Experts discovered the largest artifact yet from one of North Carolina's oldest shipwrecks -- the national treasure and infamous pirate ship, the Queen Anne's Revenge.
Archeologists stumbled upon the ship's 3,000-pound anchor and raised it onto land after spending nearly 300 years below sea, Cleveland reports.
According to the Queen Anne's Revenge Project website, the shipwreck was discovered in 1996.
“Several diagnostic artifacts were recovered from the site, designated North Carolina shipwreck site 31CR314, including a bronze bell dated 1705, a sounding weight, an English blunderbuss barrel, a lead cannon apron and two cannonballs,” the website explains. “These early 18th century artifacts, nine cannon tubes, and two large anchors led the discoverers to conclude that this was the wreckage of the pirate Blackbeard’s flagship, Queen Anne’s Revenge."
Since then, officials have been trying to locate as many of the ship’s artifacts as they can.
“Since the start of the Queen Anne's Revenge shipwreck project in 1996, tens of thousands of artifacts have been recovered,” the website reads, adding that the items discovered range from ship materials to scientific and medical instruments.

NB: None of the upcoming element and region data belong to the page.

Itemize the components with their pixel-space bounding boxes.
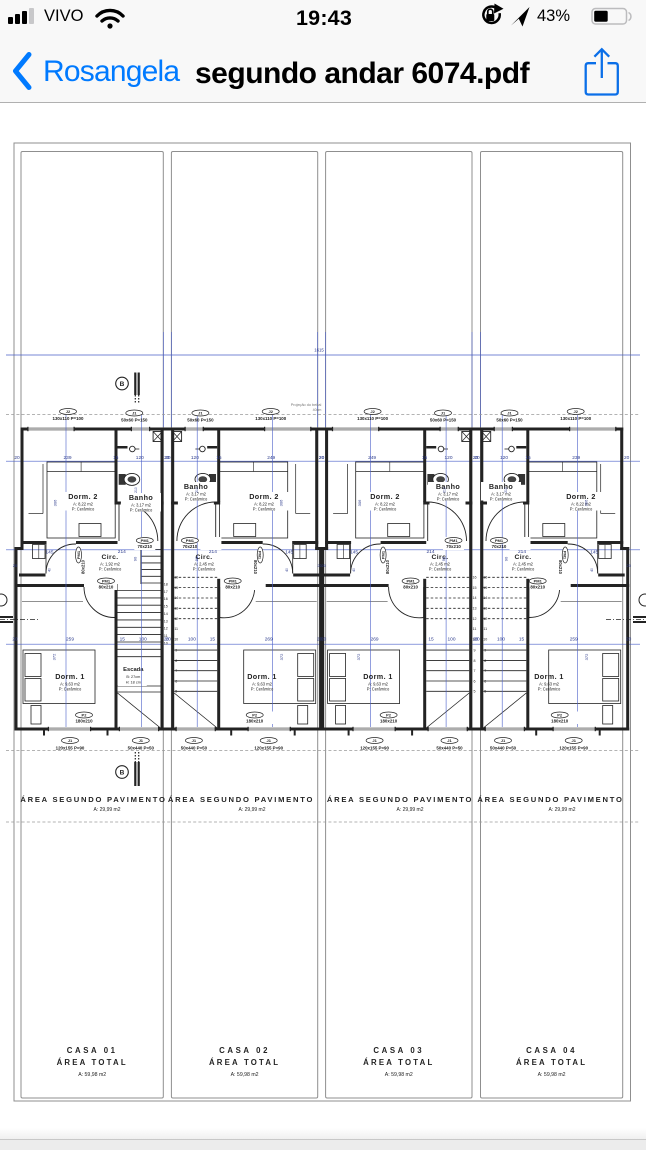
room labels bbox=[555, 492, 607, 511]
svg-text:14: 14 bbox=[174, 596, 178, 600]
house unit walls x=480.5 bbox=[615, 428, 623, 431]
svg-text:214: 214 bbox=[426, 549, 434, 555]
door arcs bbox=[118, 502, 120, 541]
svg-text:249: 249 bbox=[368, 455, 376, 461]
dashed line bbox=[6, 821, 640, 823]
svg-text:372: 372 bbox=[279, 653, 284, 660]
svg-text:50x60 P=150: 50x60 P=150 bbox=[187, 418, 214, 423]
banho sink bbox=[200, 446, 206, 452]
svg-text:1615: 1615 bbox=[314, 348, 324, 353]
svg-text:Dorm. 1: Dorm. 1 bbox=[363, 672, 393, 681]
svg-text:50x440 P=50: 50x440 P=50 bbox=[490, 746, 517, 751]
nav bar bbox=[0, 36, 646, 103]
svg-text:6: 6 bbox=[175, 679, 177, 683]
svg-text:50x60 P=150: 50x60 P=150 bbox=[430, 418, 457, 423]
svg-text:J2: J2 bbox=[370, 409, 375, 414]
svg-text:A: 29,99 m2: A: 29,99 m2 bbox=[397, 807, 424, 813]
blue horizontal construction lines bbox=[6, 460, 640, 462]
svg-text:20: 20 bbox=[12, 637, 18, 643]
svg-text:A: 59,98 m2: A: 59,98 m2 bbox=[78, 1072, 106, 1078]
svg-text:J1: J1 bbox=[139, 738, 144, 743]
svg-text:50x60 P=150: 50x60 P=150 bbox=[121, 418, 148, 423]
svg-text:12: 12 bbox=[164, 627, 168, 631]
svg-text:J1: J1 bbox=[507, 411, 512, 416]
svg-text:180x210: 180x210 bbox=[75, 719, 93, 724]
svg-text:306: 306 bbox=[278, 499, 283, 506]
svg-text:120x155 P=90: 120x155 P=90 bbox=[559, 746, 588, 751]
svg-text:7: 7 bbox=[175, 669, 177, 673]
svg-text:B: B bbox=[120, 381, 125, 388]
svg-text:P: Cerâmico: P: Cerâmico bbox=[193, 567, 216, 572]
door arcs bbox=[427, 502, 429, 541]
svg-text:CASA 03: CASA 03 bbox=[373, 1046, 424, 1055]
svg-text:H: 18 cm: H: 18 cm bbox=[126, 681, 141, 685]
svg-text:20: 20 bbox=[321, 563, 326, 568]
svg-text:120: 120 bbox=[444, 455, 452, 461]
dorm1 bed bbox=[23, 650, 95, 704]
svg-text:40: 40 bbox=[590, 568, 594, 572]
rotation lock icon bbox=[483, 4, 503, 23]
house unit walls x=21.0 bbox=[21, 428, 29, 431]
svg-text:PM1: PM1 bbox=[534, 579, 543, 584]
svg-text:J1: J1 bbox=[447, 738, 452, 743]
door arcs bbox=[215, 502, 217, 541]
lot panels bbox=[21, 152, 163, 1099]
room labels bbox=[359, 492, 411, 511]
svg-text:180x210: 180x210 bbox=[380, 719, 398, 724]
svg-text:P: Cerâmico: P: Cerâmico bbox=[185, 497, 208, 502]
svg-text:80x210: 80x210 bbox=[530, 585, 545, 590]
svg-text:100: 100 bbox=[188, 637, 196, 643]
svg-text:ÁREA SEGUNDO PAVIMENTO: ÁREA SEGUNDO PAVIMENTO bbox=[20, 795, 166, 804]
svg-text:100: 100 bbox=[139, 637, 147, 643]
svg-text:12: 12 bbox=[174, 617, 178, 621]
svg-text:7: 7 bbox=[474, 669, 476, 673]
svg-text:Dorm. 2: Dorm. 2 bbox=[566, 492, 596, 501]
svg-text:ÁREA SEGUNDO PAVIMENTO: ÁREA SEGUNDO PAVIMENTO bbox=[327, 795, 473, 804]
svg-text:5: 5 bbox=[484, 690, 486, 694]
svg-text:13: 13 bbox=[473, 607, 477, 611]
svg-text:40: 40 bbox=[352, 568, 356, 572]
svg-text:ÁREA TOTAL: ÁREA TOTAL bbox=[516, 1058, 587, 1067]
svg-text:CASA 02: CASA 02 bbox=[219, 1046, 270, 1055]
back chevron bbox=[16, 55, 30, 88]
svg-text:Banho: Banho bbox=[489, 482, 514, 491]
svg-text:J2: J2 bbox=[66, 409, 71, 414]
svg-text:P: Cerâmico: P: Cerâmico bbox=[253, 507, 276, 512]
staircase bbox=[483, 576, 526, 578]
svg-text:J1: J1 bbox=[266, 738, 271, 743]
svg-text:9: 9 bbox=[175, 649, 177, 653]
svg-text:12: 12 bbox=[483, 617, 487, 621]
svg-text:15: 15 bbox=[210, 637, 216, 643]
svg-text:80x210: 80x210 bbox=[225, 585, 240, 590]
svg-text:15: 15 bbox=[216, 455, 222, 461]
svg-text:13: 13 bbox=[174, 607, 178, 611]
svg-text:J1: J1 bbox=[192, 738, 197, 743]
svg-text:50x440 P=50: 50x440 P=50 bbox=[128, 746, 155, 751]
house unit walls x=171.4 bbox=[310, 428, 318, 431]
svg-text:P: Cerâmico: P: Cerâmico bbox=[490, 497, 513, 502]
shaft box bbox=[153, 432, 162, 442]
section mark B bottom bbox=[116, 766, 129, 779]
svg-text:15: 15 bbox=[525, 455, 531, 461]
svg-text:269: 269 bbox=[265, 637, 273, 643]
svg-text:13: 13 bbox=[483, 607, 487, 611]
svg-text:100: 100 bbox=[447, 637, 455, 643]
svg-text:259: 259 bbox=[66, 637, 74, 643]
svg-text:20: 20 bbox=[626, 637, 632, 643]
svg-text:50x440 P=50: 50x440 P=50 bbox=[436, 746, 463, 751]
svg-text:ÁREA SEGUNDO PAVIMENTO: ÁREA SEGUNDO PAVIMENTO bbox=[168, 795, 314, 804]
svg-text:8: 8 bbox=[474, 659, 476, 663]
svg-text:130x110 P=100: 130x110 P=100 bbox=[560, 416, 591, 421]
shaft box bbox=[172, 432, 181, 442]
svg-text:120x155 P=90: 120x155 P=90 bbox=[254, 746, 283, 751]
svg-text:145: 145 bbox=[350, 550, 358, 556]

“By studying the artifacts, [archeologists] are beginning to gain valuable insight into the period's naval technology, colonial provisioning, the slave trade, shipboard life and the material culture of piracy,” they add.
Queen Anne’s Revenge was a French slave ship that was taken over by the pirate known as "Blackbeard," who is believed to be Englishman Edward Teach. He is said to have captured the ship in 1717 and grounded it in 1718.
Teach was killed one year later in a battle. Some estimate he may have only spent eighteen months as a pirate.
Yet these are mere rumors. Despite the fact he is considered one of history’s most infamous pirates, Teach’s name and background remains a mystery to experts.
"Because pirates tended to adopt one or more fictitious surnames while engaging in piracy, there is no absolute certainty of Blackbeard's real surname,” NCPedia said.
Still, most assume his last name was either Teach or Thatch.
Rumors about his life still abound, with many saying the man had fourteen brides.
In addition, he reportedly served during Queen Anne's War (1701 - 1714), becoming a pirate once the conflict ended.